Compared with our precarious drive into La Paz, the drive out along the auto piste was a relative breeze. We are now getting used to dodging the hundreds of mini-buses and taxis which form an almost continuous line along the inside lane and leap-frog each other as they pick-up and drop-off passengers all along the road. Our attempts to fix the starter motor in the hotel garage proved fruitless and as it was a Sunday there was no chance to take it to an auto electrician for another rebuild. This starter is internationally famous having been rebuilt in Adis Ababa and later in Turkey but it may be getting close to the end of its useful life. The next chance for a replacement or rebuild is Lima so that’s a lot of distance to cover without stalling and a huge thanks to all the team members who give us a push start each morning. During the day we usually manage to find a slope to stop on so a gentle rolling start gets us going again. We made it up to the volcano rim at El Alto and then drove out through miles of unfinished buildings . Our guide had explained that a finished house incurs a tax of 20% of the cost when it is completed which unsurprisingly proves a major disincentive to finishing anything at all. Don’t know how they get out of that one.
The next fun for the day was a short ferry ride across the narrow neck of Lake Titicaca near Cococabana. We had heard it was a bit primitive, and the barges certainly were, but the whole operation was brilliant. One crew-member on each barge managed the entire loading, pushing off, starting and steering and then the tying up and unloading at the other end. Just two cars per barge and the movements of the four barges were choreographed superbly. We left and arrived almost simultaneously without any of the barges running into each other. All for the princely sum of $8 per car.
Then it was onto Cococabana to see the famous Cathedral with its strong Moorish influences along with hundreds of back-packers and others who could be described as wandering around in a semi-delirious state. A cheap place to stay and eat but we wouldn’t put it high on our list of places to re-visit.
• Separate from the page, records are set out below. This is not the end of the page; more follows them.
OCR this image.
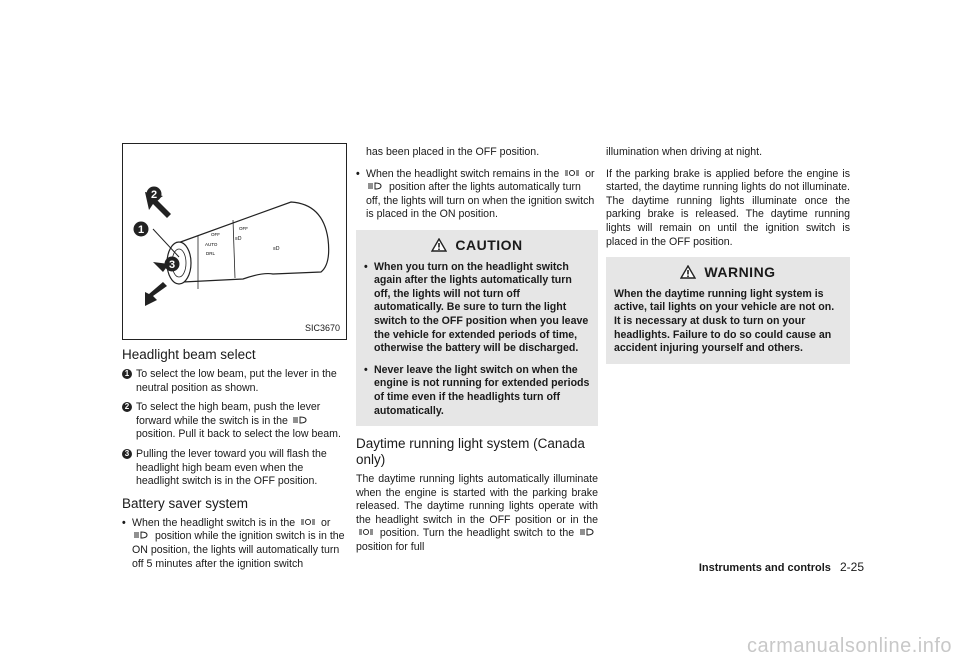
OFF
AUTO
DRL
OFF
≡D
≡D
2
1
3
SIC3670
Headlight beam select
1 To select the low beam, put the lever in the neutral position as shown.
2 To select the high beam, push the lever forward while the switch is in the  position. Pull it back to select the low beam.
3 Pulling the lever toward you will flash the headlight high beam even when the headlight switch is in the OFF position.
Battery saver system
• When the headlight switch is in the or  position while the ignition switch is in the ON position, the lights will automatically turn off 5 minutes after the ignition switch

has been placed in the OFF position.

• When the headlight switch remains in the or  position after the lights automatically turn off, the lights will turn on when the ignition switch is placed in the ON position.
CAUTION
• When you turn on the headlight switch again after the lights automatically turn off, the lights will not turn off automatically. Be sure to turn the light switch to the OFF position when you leave the vehicle for extended periods of time, otherwise the battery will be discharged.
• Never leave the light switch on when the engine is not running for extended periods of time even if the headlights turn off automatically.
Daytime running light system (Canada only)

The daytime running lights automatically illuminate when the engine is started with the parking brake released. The daytime running lights operate with the headlight switch in the OFF position or in the  position. Turn the headlight switch to the  position for full

illumination when driving at night.

If the parking brake is applied before the engine is started, the daytime running lights do not illuminate. The daytime running lights illuminate once the parking brake is released. The daytime running lights will remain on until the ignition switch is placed in the OFF position.

WARNING

When the daytime running light system is active, tail lights on your vehicle are not on. It is necessary at dusk to turn on your headlights. Failure to do so could cause an accident injuring yourself and others.

Instruments and controls 2-25
carmanualsonline.info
Another border crossing, this time into Peru. The first steps were quick and efficient but then arrived at Peru Customs to get the paperwork for the cars entered and signed. With a bit of help from both sides we finally managed to get the process sorted but it still involved a lot of laborious hand writing which was then duplicated in the adjacent office by entering the same data into the computer. Maybe they just don’t trust their IT? Part way through the process one of the officials went out to move the stake tethering one of the sheep happily munching on the grass around the office. He had a bit of a chat with the sheep and then got back on the job. John noticed that up until our arrival they had only processed 15 cars since the start of the year so it was a big day for them.
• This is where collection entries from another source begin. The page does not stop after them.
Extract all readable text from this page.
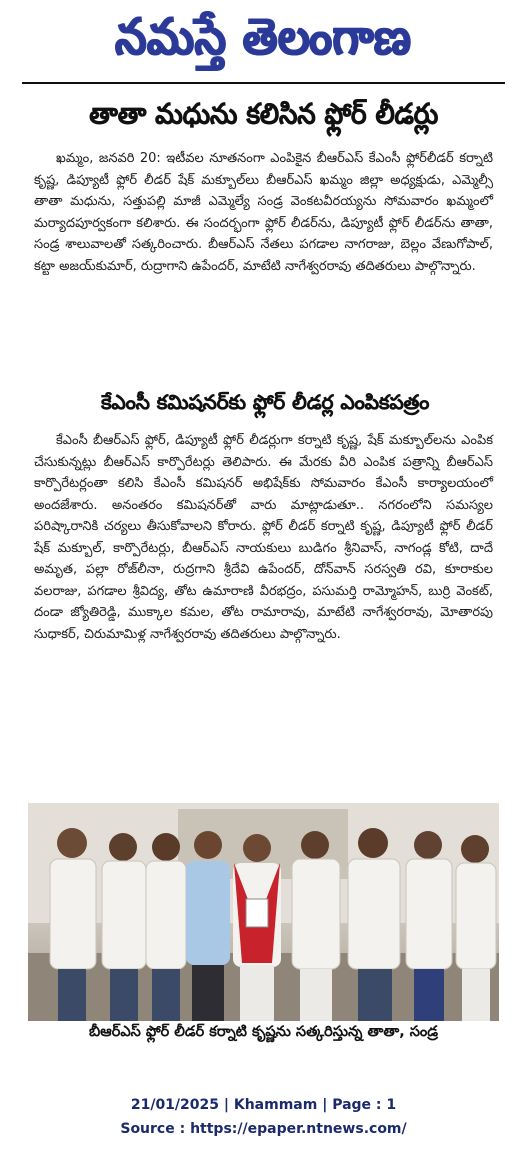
నమస్తే తెలంగాణ
తాతా మధును కలిసిన ఫ్లోర్ లీడర్లు

ఖమ్మం, జనవరి 20: ఇటీవల నూతనంగా ఎంపికైన బీఆర్ఎస్ కేఎంసీ ఫ్లోర్‌లీడర్ కర్నాటి కృష్ణ, డిప్యూటీ ఫ్లోర్ లీడర్ షేక్ మక్బూల్‌లు బీఆర్ఎస్ ఖమ్మం జిల్లా అధ్యక్షుడు, ఎమ్మెల్సీ తాతా మధును, సత్తుపల్లి మాజీ ఎమ్మెల్యే సండ్ర వెంకటవీరయ్యను సోమవారం ఖమ్మంలో మర్యాదపూర్వకంగా కలిశారు. ఈ సందర్భంగా ఫ్లోర్ లీడర్‌ను, డిప్యూటీ ఫ్లోర్ లీడర్‌ను తాతా, సండ్ర శాలువాలతో సత్కరించారు. బీఆర్ఎస్ నేతలు పగడాల నాగరాజు, బెల్లం వేణుగోపాల్, కట్టా అజయ్‌కుమార్, రుద్రాగాని ఉపేందర్, మాటేటి నాగేశ్వరరావు తదితరులు పాల్గొన్నారు.

కేఎంసీ కమిషనర్‌కు ఫ్లోర్ లీడర్ల ఎంపికపత్రం

కేఎంసీ బీఆర్ఎస్ ఫ్లోర్, డిప్యూటీ ఫ్లోర్ లీడర్లుగా కర్నాటి కృష్ణ, షేక్ మక్బూల్‌లను ఎంపిక చేసుకున్నట్లు బీఆర్ఎస్ కార్పొరేటర్లు తెలిపారు. ఈ మేరకు వీరి ఎంపిక పత్రాన్ని బీఆర్ఎస్ కార్పొరేటర్లంతా కలిసి కేఎంసీ కమిషనర్ అభిషేక్‌కు సోమవారం కేఎంసీ కార్యాలయంలో అందజేశారు. అనంతరం కమిషనర్‌తో వారు మాట్లాడుతూ.. నగరంలోని సమస్యల పరిష్కారానికి చర్యలు తీసుకోవాలని కోరారు. ఫ్లోర్ లీడర్ కర్నాటి కృష్ణ, డిప్యూటీ ఫ్లోర్ లీడర్ షేక్ మక్బూల్, కార్పొరేటర్లు, బీఆర్ఎస్ నాయకులు బుడిగం శ్రీనివాస్, నాగండ్ల కోటి, దాదే అమృత, పల్లా రోజ్‌లీనా, రుద్రగాని శ్రీదేవి ఉపేందర్, దోన్‌వాన్ సరస్వతి రవి, కూరాకుల వలరాజు, పగడాల శ్రీవిద్య, తోట ఉమారాణి వీరభద్రం, పసుమర్తి రామ్మోహన్, బుర్రి వెంకట్, దండా జ్యోతిరెడ్డి, ముక్కాల కమల, తోట రామారావు, మాటేటి నాగేశ్వరరావు, మోతారపు సుధాకర్, చిరుమామిళ్ల నాగేశ్వరరావు తదితరులు పాల్గొన్నారు.

బీఆర్ఎస్ ఫ్లోర్ లీడర్ కర్నాటి కృష్ణను సత్కరిస్తున్న తాతా, సండ్ర
21/01/2025 | Khammam | Page : 1
Source : https://epaper.ntnews.com/
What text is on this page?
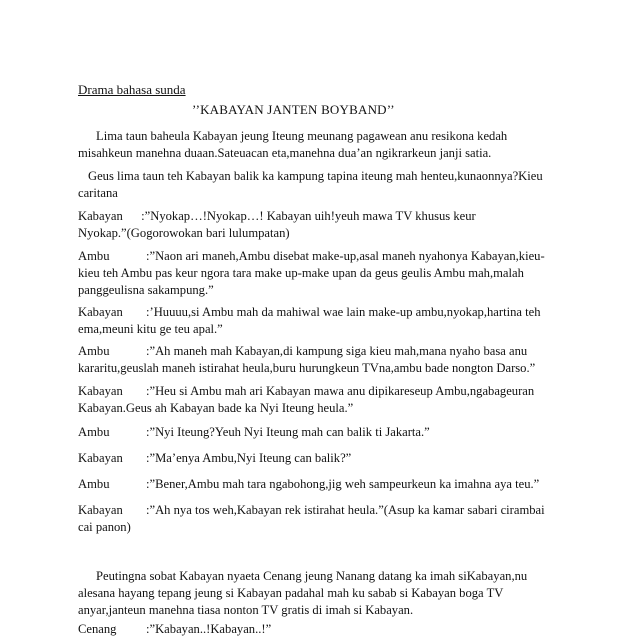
Drama bahasa sunda
’’KABAYAN JANTEN BOYBAND’’
Lima taun baheula Kabayan jeung Iteung meunang pagawean anu resikona kedah misahkeun manehna duaan.Sateuacan eta,manehna dua’an ngikrarkeun janji satia.
Geus lima taun teh Kabayan balik ka kampung tapina iteung mah henteu,kunaonnya?Kieu caritana
Kabayan :”Nyokap…!Nyokap…! Kabayan uih!yeuh mawa TV khusus keur Nyokap.”(Gogorowokan bari lulumpatan)
Ambu	:”Naon ari maneh,Ambu disebat make-up,asal maneh nyahonya Kabayan,kieu-kieu teh Ambu pas keur ngora tara make up-make upan da geus geulis Ambu mah,malah panggeulisna sakampung.”
Kabayan :’Huuuu,si Ambu mah da mahiwal wae lain make-up ambu,nyokap,hartina teh ema,meuni kitu ge teu apal.”
Ambu	:”Ah maneh mah Kabayan,di kampung siga kieu mah,mana nyaho basa anu kararitu,geuslah maneh istirahat heula,buru hurungkeun TVna,ambu bade nongton Darso.”
Kabayan :”Heu si Ambu mah ari Kabayan mawa anu dipikareseup Ambu,ngabageuran Kabayan.Geus ah Kabayan bade ka Nyi Iteung heula.”
Ambu	:”Nyi Iteung?Yeuh Nyi Iteung mah can balik ti Jakarta.”
Kabayan :”Ma’enya Ambu,Nyi Iteung can balik?”
Ambu	:”Bener,Ambu mah tara ngabohong,jig weh sampeurkeun ka imahna aya teu.”
Kabayan :”Ah nya tos weh,Kabayan rek istirahat heula.”(Asup ka kamar sabari cirambai cai panon)
Peutingna sobat Kabayan nyaeta Cenang jeung Nanang datang ka imah siKabayan,nu alesana hayang tepang jeung si Kabayan padahal mah ku sabab si Kabayan boga TV anyar,janteun manehna tiasa nonton TV gratis di imah si Kabayan.
Cenang :”Kabayan..!Kabayan..!”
Another 150 km along the lake shore, did I mention this is a seriously big lake, to our overnight stop at Puno, the jumping off point for our tour tomorrow of the famous floating villages. From around 20 km before Puno we could see this large hotel like building perched high on a promontory of the lake and as we drew closer it became obvious this was where we were to stay. This is where one gets a serious guilt attack having just driven through the rough and tumble of Punos and then driving up to the grand entrance of a 5 star hotel. Very helpful and well trained staff, excellent dining; we can only hope our small contribution helps the local economy in some way.